I can but wonder if ths simple scheme would work:

1. We make some way to do #include on a makefile

2. When we #include a makefile, we alter it's target and dependencies
so that they get the proper path

3. At the end of reading the top-tree makefile memory has a master
makefile and we don't have to change any of the inner ones.

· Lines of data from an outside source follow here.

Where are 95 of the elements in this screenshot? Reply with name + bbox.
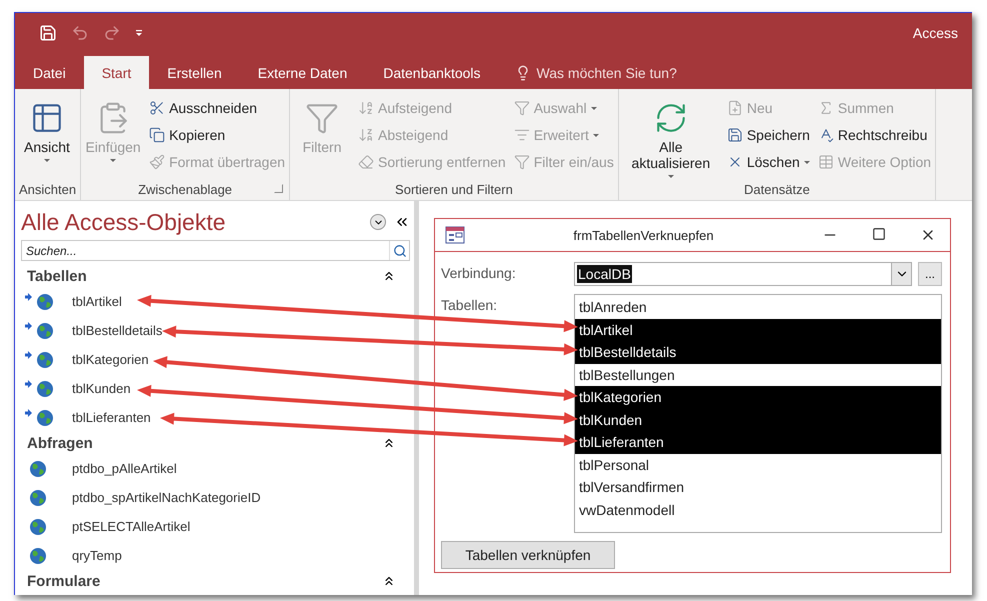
list-item[interactable]: tblLieferanten bbox=[575, 431, 941, 454]
ribbon-tab[interactable]: Datei bbox=[15, 56, 84, 89]
globe-icon bbox=[36, 350, 54, 368]
section-title: Abfragen bbox=[27, 434, 93, 452]
search-icon[interactable] bbox=[389, 241, 409, 260]
form-icon bbox=[445, 226, 465, 244]
field-label: Tabellen: bbox=[441, 296, 498, 313]
globe-icon bbox=[36, 380, 54, 398]
navigation-item[interactable]: tblBestelldetails bbox=[72, 323, 162, 338]
chevron-down-icon[interactable] bbox=[891, 263, 911, 285]
section-header[interactable]: Formulare bbox=[21, 570, 410, 592]
new-file-icon bbox=[726, 100, 743, 116]
list-item[interactable]: tblKunden bbox=[575, 408, 941, 431]
ribbon-button[interactable]: Speichern bbox=[726, 124, 810, 146]
ribbon-tab[interactable]: Externe Daten bbox=[240, 56, 366, 89]
ribbon-tab[interactable]: Erstellen bbox=[149, 56, 240, 89]
funnel-icon bbox=[514, 100, 530, 116]
group-label: Zwischenablage bbox=[138, 182, 232, 196]
list-item[interactable]: vwDatenmodell bbox=[575, 498, 941, 521]
list-item[interactable]: tblBestellungen bbox=[575, 364, 941, 386]
list-item[interactable]: tblBestelldetails bbox=[575, 341, 941, 364]
navigation-item[interactable]: ptSELECTAlleArtikel bbox=[72, 519, 190, 534]
eraser-icon bbox=[358, 154, 374, 170]
ribbon-button[interactable]: Alle aktualisieren bbox=[622, 97, 719, 178]
section-header[interactable]: Tabellen bbox=[21, 265, 410, 287]
globe-icon bbox=[29, 518, 47, 536]
ribbon-button[interactable]: Kopieren bbox=[149, 124, 286, 146]
group-label: Ansichten bbox=[19, 182, 76, 196]
link-tables-button[interactable]: Tabellen verknüpfen bbox=[441, 541, 615, 569]
funnel-icon bbox=[305, 101, 340, 135]
navigation-item[interactable]: ptdbo_spArtikelNachKategorieID bbox=[72, 490, 261, 505]
link-arrow-icon bbox=[25, 322, 32, 330]
sort-ascending-icon bbox=[358, 100, 374, 116]
list-filter-icon bbox=[514, 127, 530, 143]
funnel-icon bbox=[514, 154, 530, 170]
navigation-item[interactable]: tblArtikel bbox=[72, 294, 122, 309]
caret-icon bbox=[668, 175, 674, 178]
connection-dropdown[interactable]: LocalDB bbox=[574, 262, 912, 286]
list-item[interactable]: tblAnreden bbox=[575, 296, 941, 318]
scissors-icon bbox=[149, 100, 166, 116]
globe-icon bbox=[36, 322, 54, 340]
list-item[interactable]: tblVersandfirmen bbox=[575, 476, 941, 498]
ribbon-button[interactable]: Rechtschreibu bbox=[818, 124, 932, 146]
table-icon bbox=[30, 101, 64, 135]
window-title: Access bbox=[912, 25, 958, 41]
list-item[interactable]: tblKategorien bbox=[575, 386, 941, 408]
globe-icon bbox=[29, 546, 47, 564]
group-label: Sortieren und Filtern bbox=[395, 182, 513, 196]
navigation-item[interactable]: tblLieferanten bbox=[72, 410, 151, 425]
caret-icon bbox=[590, 106, 597, 110]
maximize-icon[interactable] bbox=[872, 227, 886, 241]
sort-descending-icon bbox=[358, 127, 374, 143]
save-icon bbox=[726, 127, 743, 143]
dropdown-icon[interactable] bbox=[370, 214, 386, 230]
group-label: Datensätze bbox=[744, 182, 810, 196]
list-item[interactable]: tblPersonal bbox=[575, 454, 941, 476]
paintbrush-icon bbox=[149, 154, 166, 170]
caret-icon bbox=[592, 134, 599, 136]
section-title: Formulare bbox=[27, 572, 100, 590]
link-arrow-icon bbox=[25, 409, 32, 417]
navigation-item[interactable]: qryTemp bbox=[72, 548, 122, 563]
search-field[interactable]: Suchen... bbox=[22, 244, 389, 258]
field-label: Verbindung: bbox=[441, 264, 517, 281]
globe-icon bbox=[36, 292, 54, 310]
navigation-title: Alle Access-Objekte bbox=[21, 208, 227, 236]
tell-me-field[interactable]: Was möchten Sie tun? bbox=[498, 56, 677, 89]
globe-icon bbox=[29, 460, 47, 478]
list-item[interactable]: tblArtikel bbox=[575, 318, 941, 341]
ribbon-button[interactable]: Ausschneiden bbox=[149, 97, 286, 119]
navigation-item[interactable]: ptdbo_pAlleArtikel bbox=[72, 461, 177, 476]
caret-icon bbox=[110, 159, 116, 162]
save-icon[interactable] bbox=[39, 24, 57, 42]
navigation-item[interactable]: tblKunden bbox=[72, 381, 131, 396]
tell-me-placeholder: Was möchten Sie tun? bbox=[536, 64, 677, 80]
copy-icon bbox=[149, 127, 166, 143]
ribbon-button[interactable]: Ansicht bbox=[19, 97, 75, 162]
section-title: Tabellen bbox=[27, 268, 87, 284]
ribbon-tab[interactable]: Datenbanktools bbox=[365, 56, 499, 89]
globe-icon bbox=[36, 408, 54, 426]
form-title: frmTabellenVerknuepfen bbox=[572, 228, 715, 242]
section-header[interactable]: Abfragen bbox=[21, 432, 410, 454]
link-arrow-icon bbox=[25, 293, 32, 301]
table-icon bbox=[818, 154, 834, 170]
browse-button[interactable]: ... bbox=[918, 262, 942, 286]
dialog-launcher-icon[interactable] bbox=[274, 184, 284, 193]
ribbon-tab[interactable]: Start bbox=[84, 56, 150, 89]
caret-icon bbox=[804, 160, 810, 164]
navigation-item[interactable]: tblKategorien bbox=[72, 352, 149, 367]
ribbon-button[interactable]: Löschen bbox=[726, 151, 810, 173]
globe-icon bbox=[29, 488, 47, 506]
link-arrow-icon bbox=[25, 351, 32, 359]
link-arrow-icon bbox=[25, 380, 32, 388]
caret-icon bbox=[44, 159, 50, 162]
search-box[interactable]: Suchen... bbox=[21, 240, 410, 261]
customize-icon[interactable] bbox=[135, 29, 143, 37]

Example just in case I din't explain:

@include fs/Makefile
@include kernel/Makefile
all: kernel
  link -o kernel fs/all.ar kernel/all.ar

all.ar: inodes.o superblock.o

all.ar: timer.o sched.o list.o

resulting in-memory master makefile:

# pwd = top

# @include fs/Makefile
# pwd == top/fs
# original: all.ar: inodes.o superblock.o
# replacing: $PWD/all.ar: $PWD/inodes.o $PWD/superblocks.o

top/fs/all.ar: top/fs/inodes.o top/fs/superblocks.o

# @endinclude fs/Makefile

# pwd = top

# @include kernel/Makefile
# pwd == top/kernel
# original: all.ar: timer.o sched.o list.o
# replacing: $PWD/all.ar: $PWD/timer.o $PWD/sched.o $PWD/list.o

top/kernel/all.ar: top/kernel/timer.o top/kernel/sched.o top/kernel/list.o

# @endinclude kernel/Makefile

#pwd = top

I'm not that big a make hacker, but it can't be that bad internally...
did I miss something totally obvious???

Greetz, Antonio Vargas aka winden of network


Las cosas no son lo que parecen, excepto cuando parecen lo que si son.